The Health Department does not require hospitals to report on MRSA infections, but it says those acquired outside of hospitals are a 'statutorily notifiable disease.'
'Hospital-acquired MRSA is already prevalent in Hong Kong and its incidence is better monitored by other surveillance systems rather than making it a statutorily notifiable disease,' a spokesman said.
While the Hospital Authority shares MRSA infection information with the Health Department, it is under no legal obligation to do so. A department spokesman said he could not release Hospital Authority infection figures because the authority 'owned' the data.
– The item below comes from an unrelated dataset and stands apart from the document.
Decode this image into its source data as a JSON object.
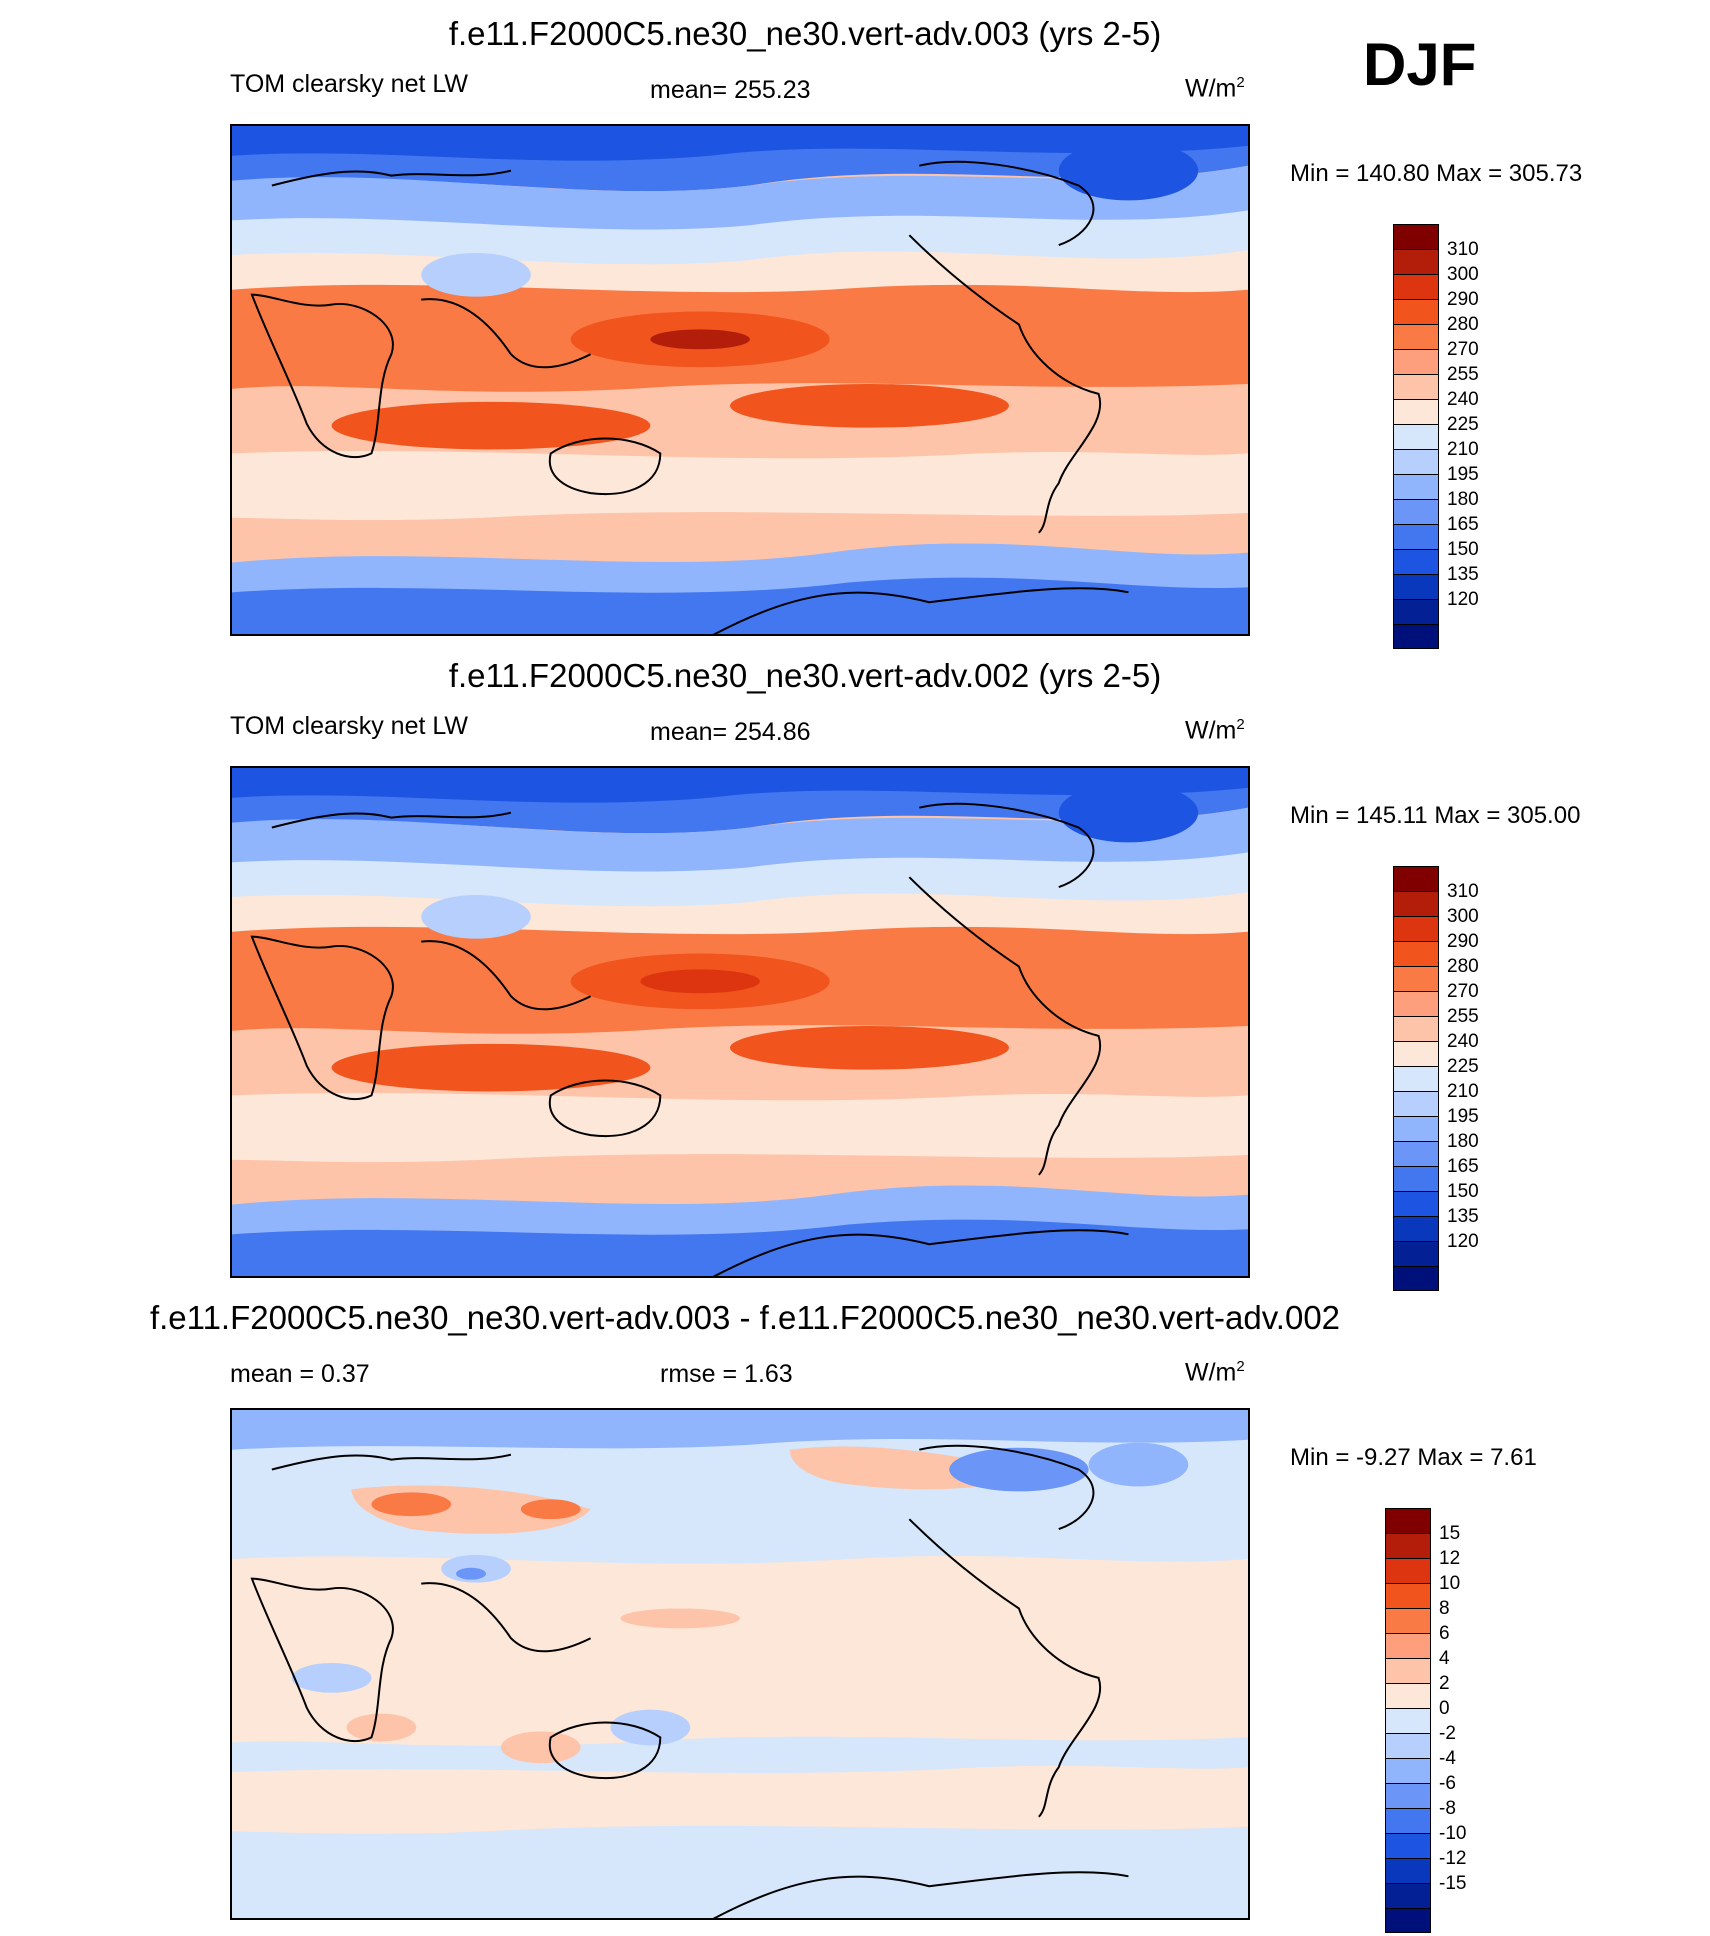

Information about private hospitals is even more elusive - nine hospitals participate in a surveillance programme that tracks MRSA infections, but the department refused to provide the data nor even say which hospitals participated.
The tight control of information isn't new. In 2003, the government-commissioned SARS Expert Committee identified the lack of co-ordinated data-sharing between the Hospital Authority and Health Department as one of the key problems during the SARS epidemic, hindering the government's response.